A lot – almost all – of my interests intersect with black culture. I am a huge rap fan, and there is no rap without black people. I am a massive sports fan, and the level that professional sports is at could not be reached without black people. I used to have a different interpretation of what this meant. I used to think the fact that I loved a lot of aspects of black culture meant I was some sort of honorary black person. As if I knew what being black in America meant.
In middle school, I would throw around the n word like it meant nothing. “Why are people so upset about a word? If you can’t tell I love everyone by now then its your loss” would be a common excuse. How painfully stupid. It was not until the murder of Trayvon Martin that I took it out of my vocabulary entirely, except for this odd exception where I was still saying it loudly and proudly while rapping songs from my favorite black artists. It was not until I read Ta-Nehisi Coates’ Between the World and Me that I stopped that bullshit and thought I woke up. But was I really ever fully awake if I was not actively fighting to protect and enhance the lives of my black brothers and sisters?
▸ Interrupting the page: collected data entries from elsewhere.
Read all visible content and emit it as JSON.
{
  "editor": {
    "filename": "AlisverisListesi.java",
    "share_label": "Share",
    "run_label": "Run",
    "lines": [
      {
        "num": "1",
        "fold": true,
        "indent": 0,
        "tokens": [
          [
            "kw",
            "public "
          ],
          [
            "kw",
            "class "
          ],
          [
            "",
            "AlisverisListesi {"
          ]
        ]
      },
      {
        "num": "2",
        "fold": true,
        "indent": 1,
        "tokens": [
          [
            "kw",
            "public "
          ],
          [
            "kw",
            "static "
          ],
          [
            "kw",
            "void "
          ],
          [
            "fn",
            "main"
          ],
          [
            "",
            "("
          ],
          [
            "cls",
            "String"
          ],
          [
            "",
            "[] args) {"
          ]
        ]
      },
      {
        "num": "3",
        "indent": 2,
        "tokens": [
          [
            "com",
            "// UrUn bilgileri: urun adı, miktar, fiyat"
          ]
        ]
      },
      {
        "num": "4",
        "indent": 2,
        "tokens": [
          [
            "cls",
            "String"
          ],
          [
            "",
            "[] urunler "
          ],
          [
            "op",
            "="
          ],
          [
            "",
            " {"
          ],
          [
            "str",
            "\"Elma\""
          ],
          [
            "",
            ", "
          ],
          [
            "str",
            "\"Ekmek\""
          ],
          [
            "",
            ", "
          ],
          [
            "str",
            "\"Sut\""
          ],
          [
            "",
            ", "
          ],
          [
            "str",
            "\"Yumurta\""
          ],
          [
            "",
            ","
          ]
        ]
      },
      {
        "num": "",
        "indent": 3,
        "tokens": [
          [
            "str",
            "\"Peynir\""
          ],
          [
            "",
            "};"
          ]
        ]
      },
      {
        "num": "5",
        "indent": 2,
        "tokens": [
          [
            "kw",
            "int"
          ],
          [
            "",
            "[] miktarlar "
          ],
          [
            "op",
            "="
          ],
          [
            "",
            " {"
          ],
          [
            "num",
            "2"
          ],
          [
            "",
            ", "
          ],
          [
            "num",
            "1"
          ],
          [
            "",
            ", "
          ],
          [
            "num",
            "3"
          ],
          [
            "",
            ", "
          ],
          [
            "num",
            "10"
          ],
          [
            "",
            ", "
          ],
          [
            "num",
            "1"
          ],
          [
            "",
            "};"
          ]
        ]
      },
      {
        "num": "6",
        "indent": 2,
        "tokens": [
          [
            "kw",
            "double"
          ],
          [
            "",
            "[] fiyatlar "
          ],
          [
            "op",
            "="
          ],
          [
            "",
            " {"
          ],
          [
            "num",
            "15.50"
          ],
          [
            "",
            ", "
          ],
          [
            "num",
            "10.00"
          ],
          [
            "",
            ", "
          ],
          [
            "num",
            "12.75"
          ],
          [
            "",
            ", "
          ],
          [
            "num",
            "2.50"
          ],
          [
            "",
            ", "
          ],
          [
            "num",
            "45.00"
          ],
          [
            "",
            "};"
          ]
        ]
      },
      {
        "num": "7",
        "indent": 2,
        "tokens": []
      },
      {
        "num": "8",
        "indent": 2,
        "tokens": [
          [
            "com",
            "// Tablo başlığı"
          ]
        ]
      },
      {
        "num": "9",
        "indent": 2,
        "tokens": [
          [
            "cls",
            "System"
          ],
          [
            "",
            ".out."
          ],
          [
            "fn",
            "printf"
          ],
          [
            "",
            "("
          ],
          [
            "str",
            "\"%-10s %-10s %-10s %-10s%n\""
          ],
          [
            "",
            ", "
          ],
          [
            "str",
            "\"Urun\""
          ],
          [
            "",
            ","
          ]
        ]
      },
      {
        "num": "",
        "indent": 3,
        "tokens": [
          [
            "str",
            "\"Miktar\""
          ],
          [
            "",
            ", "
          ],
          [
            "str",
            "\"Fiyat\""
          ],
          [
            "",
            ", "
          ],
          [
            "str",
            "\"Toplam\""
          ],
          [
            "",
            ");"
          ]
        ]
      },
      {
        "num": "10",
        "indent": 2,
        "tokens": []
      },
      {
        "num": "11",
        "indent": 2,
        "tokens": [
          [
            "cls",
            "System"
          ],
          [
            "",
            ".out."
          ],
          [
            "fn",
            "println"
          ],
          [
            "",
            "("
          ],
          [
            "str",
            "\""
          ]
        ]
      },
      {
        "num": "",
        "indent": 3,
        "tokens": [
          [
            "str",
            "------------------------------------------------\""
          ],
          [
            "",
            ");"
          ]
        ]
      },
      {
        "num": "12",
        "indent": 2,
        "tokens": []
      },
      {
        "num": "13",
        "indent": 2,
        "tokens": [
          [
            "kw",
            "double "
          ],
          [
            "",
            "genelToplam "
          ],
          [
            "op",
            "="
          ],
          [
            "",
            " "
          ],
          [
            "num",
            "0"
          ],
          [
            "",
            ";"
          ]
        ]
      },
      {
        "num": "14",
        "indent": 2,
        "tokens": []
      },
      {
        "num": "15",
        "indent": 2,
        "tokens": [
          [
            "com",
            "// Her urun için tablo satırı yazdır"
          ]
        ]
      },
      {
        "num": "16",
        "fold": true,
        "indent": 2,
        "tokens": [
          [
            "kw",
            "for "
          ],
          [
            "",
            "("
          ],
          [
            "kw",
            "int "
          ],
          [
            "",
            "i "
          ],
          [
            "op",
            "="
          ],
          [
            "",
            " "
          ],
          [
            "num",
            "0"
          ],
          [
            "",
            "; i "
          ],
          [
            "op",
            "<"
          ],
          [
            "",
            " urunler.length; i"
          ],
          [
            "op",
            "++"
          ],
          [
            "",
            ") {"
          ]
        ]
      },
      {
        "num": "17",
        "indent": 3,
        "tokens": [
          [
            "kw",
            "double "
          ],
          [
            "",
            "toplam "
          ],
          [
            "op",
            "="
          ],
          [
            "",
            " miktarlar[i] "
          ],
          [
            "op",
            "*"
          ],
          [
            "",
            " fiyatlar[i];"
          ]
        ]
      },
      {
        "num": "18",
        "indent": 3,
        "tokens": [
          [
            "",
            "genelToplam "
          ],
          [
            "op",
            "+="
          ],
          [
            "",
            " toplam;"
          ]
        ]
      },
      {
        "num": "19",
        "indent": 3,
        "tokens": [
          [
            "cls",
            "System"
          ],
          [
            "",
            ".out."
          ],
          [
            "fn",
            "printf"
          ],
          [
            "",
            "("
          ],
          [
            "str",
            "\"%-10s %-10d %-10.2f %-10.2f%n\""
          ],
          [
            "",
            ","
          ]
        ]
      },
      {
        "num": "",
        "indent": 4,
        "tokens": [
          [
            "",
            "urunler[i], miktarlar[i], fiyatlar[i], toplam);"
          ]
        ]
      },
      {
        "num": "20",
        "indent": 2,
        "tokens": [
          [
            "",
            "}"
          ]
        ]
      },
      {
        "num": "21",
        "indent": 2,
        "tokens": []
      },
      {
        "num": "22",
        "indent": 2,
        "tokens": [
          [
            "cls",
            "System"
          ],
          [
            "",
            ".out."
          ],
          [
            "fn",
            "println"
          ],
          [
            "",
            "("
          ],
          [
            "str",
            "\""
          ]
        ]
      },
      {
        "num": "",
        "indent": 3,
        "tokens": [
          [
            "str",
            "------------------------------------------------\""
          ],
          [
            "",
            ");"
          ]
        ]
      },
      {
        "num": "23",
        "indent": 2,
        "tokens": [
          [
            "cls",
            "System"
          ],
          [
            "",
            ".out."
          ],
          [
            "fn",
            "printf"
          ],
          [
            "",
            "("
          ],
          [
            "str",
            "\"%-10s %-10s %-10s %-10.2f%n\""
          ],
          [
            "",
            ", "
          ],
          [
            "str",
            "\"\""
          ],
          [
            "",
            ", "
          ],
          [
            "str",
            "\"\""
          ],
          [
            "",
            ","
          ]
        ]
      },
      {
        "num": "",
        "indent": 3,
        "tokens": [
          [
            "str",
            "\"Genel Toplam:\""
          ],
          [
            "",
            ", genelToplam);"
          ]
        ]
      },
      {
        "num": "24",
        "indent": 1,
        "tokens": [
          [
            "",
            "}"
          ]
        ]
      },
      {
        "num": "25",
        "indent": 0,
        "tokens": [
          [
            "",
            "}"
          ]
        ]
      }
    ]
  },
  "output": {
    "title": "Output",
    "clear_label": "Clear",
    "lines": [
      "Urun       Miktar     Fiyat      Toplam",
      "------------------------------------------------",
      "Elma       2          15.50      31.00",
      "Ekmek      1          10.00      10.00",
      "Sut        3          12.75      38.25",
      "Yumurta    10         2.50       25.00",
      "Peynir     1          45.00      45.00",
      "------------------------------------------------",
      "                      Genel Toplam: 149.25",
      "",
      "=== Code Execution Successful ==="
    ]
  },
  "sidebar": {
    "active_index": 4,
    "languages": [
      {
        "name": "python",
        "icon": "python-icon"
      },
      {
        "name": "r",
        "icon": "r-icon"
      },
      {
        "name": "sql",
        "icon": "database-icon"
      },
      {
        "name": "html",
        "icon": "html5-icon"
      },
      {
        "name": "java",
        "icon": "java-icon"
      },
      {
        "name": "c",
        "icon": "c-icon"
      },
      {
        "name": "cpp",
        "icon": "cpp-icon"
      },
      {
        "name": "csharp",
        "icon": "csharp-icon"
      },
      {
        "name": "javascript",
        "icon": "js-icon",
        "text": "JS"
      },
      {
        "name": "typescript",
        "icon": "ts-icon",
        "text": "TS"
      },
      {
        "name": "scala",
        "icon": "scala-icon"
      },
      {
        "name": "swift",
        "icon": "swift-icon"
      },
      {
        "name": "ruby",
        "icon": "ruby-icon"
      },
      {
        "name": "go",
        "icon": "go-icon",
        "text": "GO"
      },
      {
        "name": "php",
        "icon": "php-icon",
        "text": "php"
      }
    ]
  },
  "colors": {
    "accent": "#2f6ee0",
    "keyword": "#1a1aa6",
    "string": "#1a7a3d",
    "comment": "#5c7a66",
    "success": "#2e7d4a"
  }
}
The murder of George Floyd and even the lynching of Ahmaud Arbery has made me rethink my entire approach. How can I be justifiably in love with black culture while not using my privilege to ensure that black culture and people are protected at all costs? It does not work like that. The fight for black rights did not end with the Civil War; it did not end with the redact of Jim Crow laws; and it did not end when people marched for Trayvon Martin. It took me 21.5 years to wake the fuck up. My brothers and sisters need me to fight, and anyone who knows me knows I am the last person that will back down from anyone, no matter the size or severity.
This stupid little blog may not be much in the way of advancing black rights in the legal or policing space. However, I want this to serve as your wake-up call – whoever you may be. You may already be awake – then let this serve the purpose of me telling you I am sorry. I am sorry it took me this long to begin actually working towards American equality. I am sorry I considered myself a friend while not fighting for you at every step of my life. But I am here now, and I will not leave until equality is achieved and racism is a thing of the past. To the people who still need some slaps in the face to get the picture – please continue getting all of the information you can about the black experience in America. Watch videos of recent riots, protests, speeches, go back and watch MLK and Malcolm X, read Ta-Nehisi Coates and James Baldwin, listen to Public Enemy and NWA. The hurt of being black in America has been lamented about since the dawn of the country. Educate yourself and begin working towards a better tomorrow where these conversations will be a thing of the past. It is very likely that you learned nothing in this blog other than my stance on the matter. Who am I to educate people on what has happened and what is happening? Below is a list of resources and links to do just that.
I recently had a good friend of mine ask me if I think a civil war or revolution will be breaking out. My mind tells me that if change is not on the immediate horizon, something of the sort will happen. We as Americans are on the precipice of something enormous – something that has not occurred on Earth since its inception – that of human equality. We cannot let it slip through our fingers.
It is very likely that you learned nothing in this blog other than my stance on the matter. Who am I to educate people on what has happened and what is happening? Below is a list of resources and links to do just that. I leave everyone with an interesting thought. The title and subject matter of one Gil Scott-Heron song is The Revolution Will Not be Televised. I always agreed with this sentiment – white-controlled mass media would never televise or stream a black revolution because it gives the movement power. The problem is that Gil Scott-Heron was not around to see social media.
Please wake up. The revolution is CURRENTLY being televised. And it is one of the most glorious things I have ever fucking seen.